Here are the problems that I see:

  • Too wordy: persuasive and explanatory sections go on and on; too much soapboxing.
  • No bottom line: lots of opinion-based commentary, but no final word on what it is you want people to do or to achieve
  • Lack of knowledge of the subject matter: sometimes only one presenter is aware of the issues; sometimes there are conflicting ideas about the issues amongst presenters; sometimes the presenters just don’t know what the heart of the situation is about.
  • Too many ideas presented at once: Two or three part proposals take more time to discuss and digest, and usually people accept one part but not the other – which leads to the failure of the proposal.  Keep It Simple, Silly.

Please do the following to make it easy for yourself:

  • Write the proposal jointly with two others.  Don’t just get their agreement, but get others to write it with you.
  • Vet your own proposal with a focus group; perhaps an existing committee, or a varied collection of people who can give you feedback.
  • Get others to give you opposing viewpoints/clarifying question that will arise so that you are prepared to defend or clarify your position.
  • Try to make your proposal fit on one page and limit the amount of paragraphs you use.  Choose one solid action that people can discuss and vote upon.
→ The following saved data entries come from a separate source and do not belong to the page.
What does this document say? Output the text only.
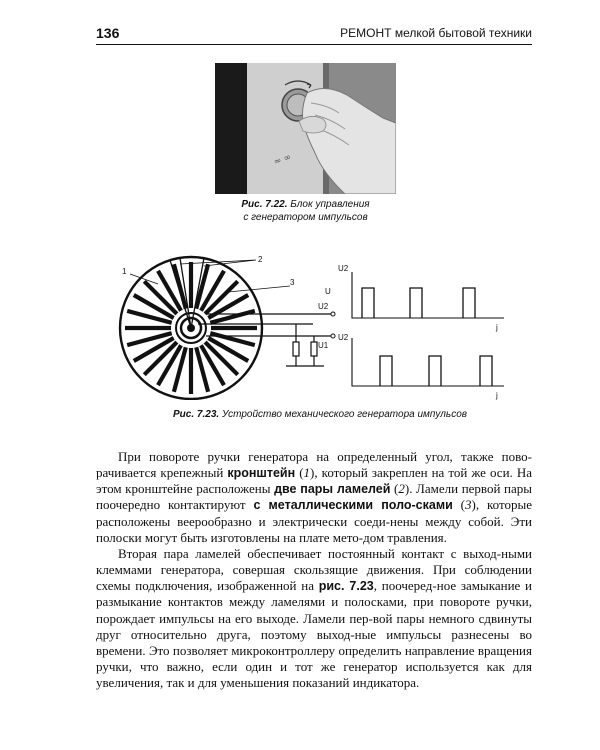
136	РЕМОНТ мелкой бытовой техники
≈ ∞
Рис. 7.22. Блок управления
с генератором импульсов
1
2
3
U
U2
U1
U2
j
U2
j
Рис. 7.23. Устройство механического генератора импульсов

При повороте ручки генератора на определенный угол, также пово-рачивается крепежный кронштейн (1), который закреплен на той же оси. На этом кронштейне расположены две пары ламелей (2). Ламели первой пары поочередно контактируют с металлическими поло-сками (3), которые расположены веерообразно и электрически соеди-нены между собой. Эти полоски могут быть изготовлены на плате мето-дом травления.

Вторая пара ламелей обеспечивает постоянный контакт с выход-ными клеммами генератора, совершая скользящие движения. При соблюдении схемы подключения, изображенной на рис. 7.23, поочеред-ное замыкание и размыкание контактов между ламелями и полосками, при повороте ручки, порождает импульсы на его выходе. Ламели пер-вой пары немного сдвинуты друг относительно друга, поэтому выход-ные импульсы разнесены во времени. Это позволяет микроконтроллеру определить направление вращения ручки, что важно, если один и тот же генератор используется как для увеличения, так и для уменьшения показаний индикатора.
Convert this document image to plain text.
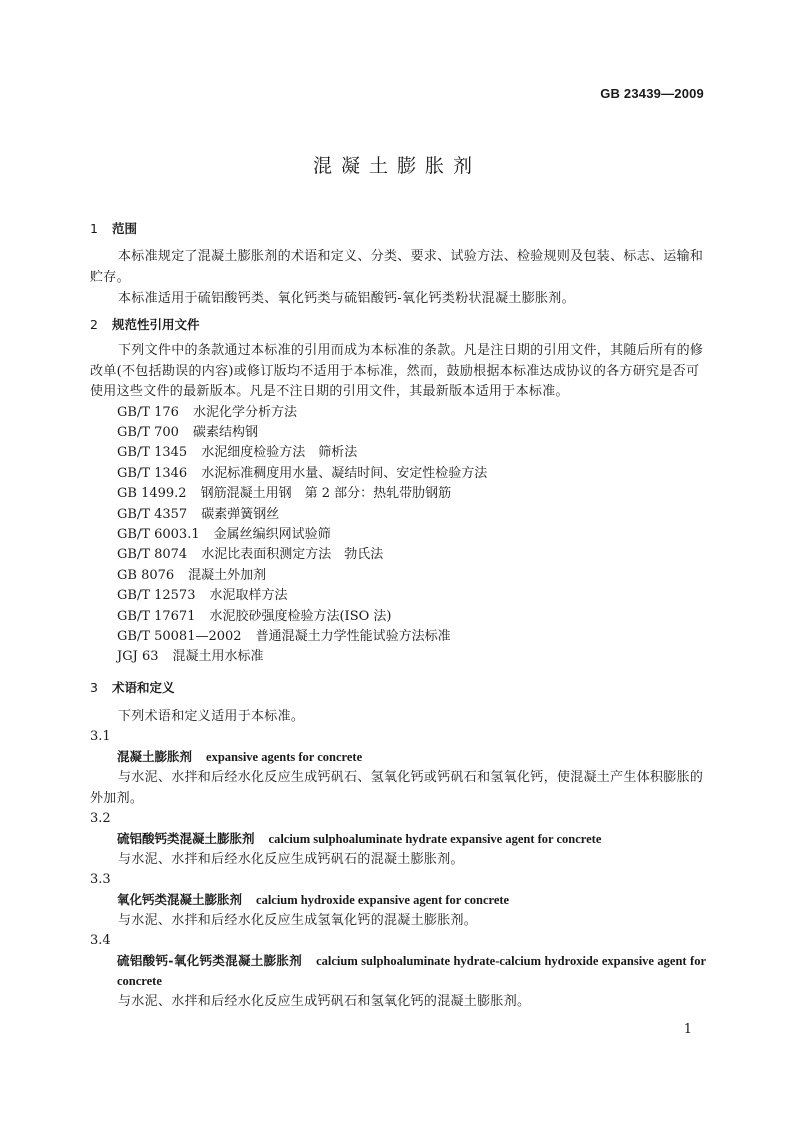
GB 23439—2009
混凝土膨胀剂
1 范围
本标准规定了混凝土膨胀剂的术语和定义、分类、要求、试验方法、检验规则及包装、标志、运输和贮存。
本标准适用于硫铝酸钙类、氧化钙类与硫铝酸钙-氧化钙类粉状混凝土膨胀剂。
2 规范性引用文件
下列文件中的条款通过本标准的引用而成为本标准的条款。凡是注日期的引用文件，其随后所有的修改单(不包括勘误的内容)或修订版均不适用于本标准，然而，鼓励根据本标准达成协议的各方研究是否可使用这些文件的最新版本。凡是不注日期的引用文件，其最新版本适用于本标准。
GB/T 176 水泥化学分析方法
GB/T 700 碳素结构钢
GB/T 1345 水泥细度检验方法　筛析法
GB/T 1346 水泥标准稠度用水量、凝结时间、安定性检验方法
GB 1499.2 钢筋混凝土用钢　第 2 部分：热轧带肋钢筋
GB/T 4357 碳素弹簧钢丝
GB/T 6003.1 金属丝编织网试验筛
GB/T 8074 水泥比表面积测定方法　勃氏法
GB 8076 混凝土外加剂
GB/T 12573 水泥取样方法
GB/T 17671 水泥胶砂强度检验方法(ISO 法)
GB/T 50081—2002 普通混凝土力学性能试验方法标准
JGJ 63 混凝土用水标准
3 术语和定义
下列术语和定义适用于本标准。
3.1
混凝土膨胀剂 expansive agents for concrete
与水泥、水拌和后经水化反应生成钙矾石、氢氧化钙或钙矾石和氢氧化钙，使混凝土产生体积膨胀的外加剂。
3.2
硫铝酸钙类混凝土膨胀剂 calcium sulphoaluminate hydrate expansive agent for concrete
与水泥、水拌和后经水化反应生成钙矾石的混凝土膨胀剂。
3.3
氧化钙类混凝土膨胀剂 calcium hydroxide expansive agent for concrete
与水泥、水拌和后经水化反应生成氢氧化钙的混凝土膨胀剂。
3.4
硫铝酸钙-氧化钙类混凝土膨胀剂 calcium sulphoaluminate hydrate-calcium hydroxide expansive agent for concrete
与水泥、水拌和后经水化反应生成钙矾石和氢氧化钙的混凝土膨胀剂。
1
Please do the following to make it easy for us in the assembly to digest:

  • Mention your proposal before it is formally presented during General Announcements or during Action Announcements, so that people have a heads up.
  • When you present your proposal, circulate copies of it through the crowd.  Save paper by shrinking the proposal down so it can fit on a quarter-sheet of paper.  IT WORKS.
  • DO NOT KEEP TALKING AND TALKING.  Get to the point.

4 Responses to “Writing proposals and presenting proposals at the GA”

  1. karmarepair

    I agree with everything in this post. They teach Rhetoric in college for a reason. A proposal of more than 50 words, in Active Voice, is a proposal that probably won’t pass. There should be no need for Clarifying Questions !

    Another point: it’s not really clear how Proposals get on the docket for the GAs and there is nothing on the web site to tell you. As near as I understand, the presenters of a proposal bring it to the Noon meeting of the Facilitation Committee the day of the GA . Supporters PRESUMABLY also should show up before the GA and seek out the Facilitation Committee, but if you get as far as the Noon meeting, I’m sure you’ll get more. If any one knows HOW Proposals get on the docket, please post here for the rest of us.

  2. a_small_voice

    sure, if people have access to the web and to a printer.

    however, that will not make a badly written proposal any easier for everyone to understand and vote on.

  3. nikkinew

    Or maybe people can print out the proposal off website, prior to going to the GA. Just an idea. Cheers!